Two newly appointed members of President Donald Trump’s national security team are set to clash over their conflicting personal goals, Politico reports.
Although Trump chose two well-known hawks to replace former secretary of state Rex Tillerson and national security adviser H.R. McMaster, "The real divide in the Trump administration is not between hawks and doves… [but] between litigators and planners.”
National security adviser John Bolton is a litigator. He wrote two articles in the past six months that, according to the Brookings Institution’s Thomas Wright, illustrate that his viewpoint on foreign policy comes from a legal perspective. The first, published by National Review, advised Trump on the legal strategy for pulling the United States out of the nuclear deal with Iran. The second, "The Legal Case for Striking North Korea First," was released by The Wall Street Journal. Both show Bolton’s background as a lawyer, but neither offers a foreign policy strategy for how to deal with Iran after ending the deal, or for attacking North Korea.
"Trump’s new national security adviser sees the world through the prism of his battles with multilateralists and liberals in the field of international law," Wright notes.
Newly installed secretary of state Mike Pompeo, on the other hand, is a planner, and according to Wright he might be more concerned with his own political future than helping the Trump administration accomplish its goals.
"At 54, Pompeo is widely rumored to harbor ambitions of becoming president himself," Wright notes. "And, therein may lie the key to understanding how he will perform as secretary of state. For Bolton, this is his last and best chance to achieve his ideological goal of demonstrating that the United States is free of legal and institutional constraints. For Pompeo it is a means to a bright political future. He doesn’t see his term in Foggy Bottom as a chapter in the tumultuous times of Trump but as a chapter in the story of his own ascent."
Bolton’s primary goal is to ensure the U.S. remains independent and free to act on the world stage, and he sees any government that would limit America’s freedom of action as an enemy.

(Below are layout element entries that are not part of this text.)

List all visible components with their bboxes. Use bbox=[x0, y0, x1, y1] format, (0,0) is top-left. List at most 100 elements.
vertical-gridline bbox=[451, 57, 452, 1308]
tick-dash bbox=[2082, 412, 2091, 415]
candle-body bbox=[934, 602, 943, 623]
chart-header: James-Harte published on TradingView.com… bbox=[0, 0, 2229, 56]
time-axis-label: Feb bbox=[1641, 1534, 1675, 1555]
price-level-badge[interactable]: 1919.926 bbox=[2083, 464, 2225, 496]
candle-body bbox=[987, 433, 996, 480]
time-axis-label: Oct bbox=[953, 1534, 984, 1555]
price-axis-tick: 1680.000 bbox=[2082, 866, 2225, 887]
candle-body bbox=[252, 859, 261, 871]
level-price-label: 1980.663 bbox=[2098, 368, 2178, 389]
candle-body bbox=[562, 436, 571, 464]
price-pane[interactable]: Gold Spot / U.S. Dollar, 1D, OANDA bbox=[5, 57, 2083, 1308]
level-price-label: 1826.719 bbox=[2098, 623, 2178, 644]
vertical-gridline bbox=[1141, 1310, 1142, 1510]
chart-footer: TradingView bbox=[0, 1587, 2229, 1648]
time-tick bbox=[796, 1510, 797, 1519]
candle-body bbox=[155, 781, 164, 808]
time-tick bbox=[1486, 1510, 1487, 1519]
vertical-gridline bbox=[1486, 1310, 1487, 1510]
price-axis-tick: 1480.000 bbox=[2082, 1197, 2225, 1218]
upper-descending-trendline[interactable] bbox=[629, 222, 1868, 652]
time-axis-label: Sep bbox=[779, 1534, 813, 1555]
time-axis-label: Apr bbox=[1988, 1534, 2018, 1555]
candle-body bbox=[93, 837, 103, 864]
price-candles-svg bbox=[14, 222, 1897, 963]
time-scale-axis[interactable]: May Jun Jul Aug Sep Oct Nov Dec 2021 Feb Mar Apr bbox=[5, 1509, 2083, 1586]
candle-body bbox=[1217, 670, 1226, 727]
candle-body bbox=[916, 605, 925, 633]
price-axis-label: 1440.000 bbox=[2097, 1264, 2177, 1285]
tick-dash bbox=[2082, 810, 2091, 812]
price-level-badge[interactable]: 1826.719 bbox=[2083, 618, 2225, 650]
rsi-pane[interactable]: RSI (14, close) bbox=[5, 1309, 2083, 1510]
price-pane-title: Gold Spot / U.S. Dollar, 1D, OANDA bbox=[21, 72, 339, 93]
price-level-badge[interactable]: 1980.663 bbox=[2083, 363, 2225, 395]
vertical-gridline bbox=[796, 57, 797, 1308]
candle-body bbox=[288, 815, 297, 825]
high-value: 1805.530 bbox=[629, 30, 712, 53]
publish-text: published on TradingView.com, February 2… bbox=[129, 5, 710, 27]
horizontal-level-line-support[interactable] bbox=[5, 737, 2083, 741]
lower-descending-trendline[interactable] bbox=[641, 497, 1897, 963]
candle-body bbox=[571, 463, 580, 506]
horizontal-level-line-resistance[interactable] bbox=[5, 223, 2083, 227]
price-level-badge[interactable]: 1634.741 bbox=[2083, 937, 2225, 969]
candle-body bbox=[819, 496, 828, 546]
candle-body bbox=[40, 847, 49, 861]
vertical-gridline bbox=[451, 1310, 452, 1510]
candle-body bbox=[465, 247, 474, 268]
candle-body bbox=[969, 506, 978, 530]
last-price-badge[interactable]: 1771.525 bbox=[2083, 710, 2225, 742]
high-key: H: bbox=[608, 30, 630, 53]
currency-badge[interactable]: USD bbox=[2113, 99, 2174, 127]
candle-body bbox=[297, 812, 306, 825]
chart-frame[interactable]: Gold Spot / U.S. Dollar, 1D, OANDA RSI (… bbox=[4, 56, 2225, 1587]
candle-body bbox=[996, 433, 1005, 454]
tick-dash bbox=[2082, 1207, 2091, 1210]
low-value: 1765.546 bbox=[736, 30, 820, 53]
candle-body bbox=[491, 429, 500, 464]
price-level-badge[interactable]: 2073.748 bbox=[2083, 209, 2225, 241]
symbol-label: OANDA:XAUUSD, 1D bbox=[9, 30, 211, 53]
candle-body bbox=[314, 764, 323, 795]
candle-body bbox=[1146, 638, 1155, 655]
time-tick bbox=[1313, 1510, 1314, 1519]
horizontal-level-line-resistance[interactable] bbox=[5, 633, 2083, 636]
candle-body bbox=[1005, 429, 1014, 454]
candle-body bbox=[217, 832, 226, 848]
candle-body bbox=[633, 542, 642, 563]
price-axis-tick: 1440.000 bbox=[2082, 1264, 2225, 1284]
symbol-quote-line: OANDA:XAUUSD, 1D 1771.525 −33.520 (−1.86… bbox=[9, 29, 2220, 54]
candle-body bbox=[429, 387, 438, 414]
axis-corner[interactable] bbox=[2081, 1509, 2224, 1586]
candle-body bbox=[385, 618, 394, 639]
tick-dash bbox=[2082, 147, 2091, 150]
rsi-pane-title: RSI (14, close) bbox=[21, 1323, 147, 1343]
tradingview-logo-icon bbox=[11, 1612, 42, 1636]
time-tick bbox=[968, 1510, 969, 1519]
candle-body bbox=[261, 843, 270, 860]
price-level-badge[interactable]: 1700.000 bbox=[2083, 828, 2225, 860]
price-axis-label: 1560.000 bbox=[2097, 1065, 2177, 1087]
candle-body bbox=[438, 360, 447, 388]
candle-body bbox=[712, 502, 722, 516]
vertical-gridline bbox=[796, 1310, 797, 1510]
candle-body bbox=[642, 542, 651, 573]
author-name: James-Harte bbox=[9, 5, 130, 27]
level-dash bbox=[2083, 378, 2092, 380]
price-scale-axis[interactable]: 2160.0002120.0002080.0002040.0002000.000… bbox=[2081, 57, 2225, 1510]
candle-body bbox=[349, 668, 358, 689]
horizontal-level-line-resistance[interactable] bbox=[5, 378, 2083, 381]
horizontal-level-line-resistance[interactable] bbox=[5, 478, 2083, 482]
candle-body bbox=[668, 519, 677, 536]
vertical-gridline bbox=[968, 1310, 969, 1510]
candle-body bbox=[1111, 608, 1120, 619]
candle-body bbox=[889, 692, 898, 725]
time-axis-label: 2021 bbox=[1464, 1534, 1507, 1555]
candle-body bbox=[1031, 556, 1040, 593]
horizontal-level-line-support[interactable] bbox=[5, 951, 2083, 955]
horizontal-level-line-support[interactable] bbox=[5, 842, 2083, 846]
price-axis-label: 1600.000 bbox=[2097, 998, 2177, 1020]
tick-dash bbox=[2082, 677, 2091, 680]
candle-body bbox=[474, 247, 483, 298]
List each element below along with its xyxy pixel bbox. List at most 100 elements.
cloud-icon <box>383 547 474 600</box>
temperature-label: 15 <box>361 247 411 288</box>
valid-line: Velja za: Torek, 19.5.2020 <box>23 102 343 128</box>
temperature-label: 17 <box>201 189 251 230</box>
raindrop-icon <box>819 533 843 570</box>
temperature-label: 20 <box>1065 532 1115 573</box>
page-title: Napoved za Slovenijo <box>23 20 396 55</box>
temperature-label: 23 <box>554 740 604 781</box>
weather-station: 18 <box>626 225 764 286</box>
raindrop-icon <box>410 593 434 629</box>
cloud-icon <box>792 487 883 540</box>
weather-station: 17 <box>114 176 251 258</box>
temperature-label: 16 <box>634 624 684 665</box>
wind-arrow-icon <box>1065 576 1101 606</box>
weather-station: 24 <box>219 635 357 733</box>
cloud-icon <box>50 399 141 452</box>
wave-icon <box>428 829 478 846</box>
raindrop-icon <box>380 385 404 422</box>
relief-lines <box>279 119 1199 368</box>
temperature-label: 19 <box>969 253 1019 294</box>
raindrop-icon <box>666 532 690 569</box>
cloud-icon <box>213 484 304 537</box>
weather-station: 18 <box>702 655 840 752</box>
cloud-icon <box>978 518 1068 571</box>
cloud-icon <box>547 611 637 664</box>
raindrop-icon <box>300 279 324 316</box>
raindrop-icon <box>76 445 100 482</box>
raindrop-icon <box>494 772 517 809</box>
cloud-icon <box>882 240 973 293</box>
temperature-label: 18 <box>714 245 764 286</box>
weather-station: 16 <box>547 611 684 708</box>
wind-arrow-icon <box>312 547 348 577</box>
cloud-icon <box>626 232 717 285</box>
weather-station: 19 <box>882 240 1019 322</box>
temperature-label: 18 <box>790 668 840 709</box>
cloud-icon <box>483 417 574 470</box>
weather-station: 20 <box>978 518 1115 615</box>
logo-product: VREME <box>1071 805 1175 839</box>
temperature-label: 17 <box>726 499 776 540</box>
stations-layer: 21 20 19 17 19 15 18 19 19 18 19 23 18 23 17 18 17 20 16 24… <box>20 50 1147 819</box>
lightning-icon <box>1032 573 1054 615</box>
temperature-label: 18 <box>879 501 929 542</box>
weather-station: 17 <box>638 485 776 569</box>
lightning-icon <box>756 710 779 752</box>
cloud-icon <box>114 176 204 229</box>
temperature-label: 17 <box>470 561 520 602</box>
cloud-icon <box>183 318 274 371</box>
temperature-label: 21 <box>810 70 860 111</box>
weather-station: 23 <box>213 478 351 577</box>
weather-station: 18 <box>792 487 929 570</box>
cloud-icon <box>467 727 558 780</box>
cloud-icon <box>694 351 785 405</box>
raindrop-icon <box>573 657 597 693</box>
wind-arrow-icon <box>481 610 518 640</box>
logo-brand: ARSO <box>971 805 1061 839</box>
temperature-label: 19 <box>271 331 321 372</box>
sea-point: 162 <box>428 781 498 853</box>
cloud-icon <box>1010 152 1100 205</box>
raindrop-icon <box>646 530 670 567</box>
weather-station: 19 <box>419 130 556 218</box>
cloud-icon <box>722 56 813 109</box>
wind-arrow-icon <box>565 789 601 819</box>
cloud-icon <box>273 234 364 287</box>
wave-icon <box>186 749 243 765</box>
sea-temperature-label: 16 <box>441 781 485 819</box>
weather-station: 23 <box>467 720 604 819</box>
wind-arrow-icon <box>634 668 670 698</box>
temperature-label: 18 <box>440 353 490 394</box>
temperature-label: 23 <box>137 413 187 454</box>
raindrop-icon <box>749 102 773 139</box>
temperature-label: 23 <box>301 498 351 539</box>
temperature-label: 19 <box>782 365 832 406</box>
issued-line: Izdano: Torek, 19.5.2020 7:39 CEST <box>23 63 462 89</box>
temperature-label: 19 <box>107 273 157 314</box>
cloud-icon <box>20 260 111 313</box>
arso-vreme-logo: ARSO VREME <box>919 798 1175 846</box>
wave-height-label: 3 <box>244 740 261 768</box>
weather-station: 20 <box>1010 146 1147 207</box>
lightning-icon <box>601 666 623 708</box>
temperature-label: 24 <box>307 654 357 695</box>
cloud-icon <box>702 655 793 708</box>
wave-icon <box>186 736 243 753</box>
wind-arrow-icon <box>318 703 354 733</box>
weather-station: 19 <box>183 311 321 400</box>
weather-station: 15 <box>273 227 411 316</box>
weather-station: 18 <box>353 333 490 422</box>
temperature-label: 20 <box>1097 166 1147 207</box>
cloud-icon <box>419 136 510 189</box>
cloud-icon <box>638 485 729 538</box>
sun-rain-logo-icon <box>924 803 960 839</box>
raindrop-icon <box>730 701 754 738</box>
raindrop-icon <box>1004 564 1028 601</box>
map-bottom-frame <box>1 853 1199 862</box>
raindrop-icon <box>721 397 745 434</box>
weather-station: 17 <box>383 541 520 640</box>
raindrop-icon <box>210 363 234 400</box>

"Bolton’s overarching goal is how to achieve tactical victories over his enemies in these fights," Wright continues. "The harsh truth is that most of these battles are insignificant relative to the bigger geopolitical dramas unfolding in the world: how Europe will be organized after the Cold War, how to handle the rise of China, the struggle between Iran and Sunni Arab states in the Middle East — all questions that are alien to Bolton the lawyer."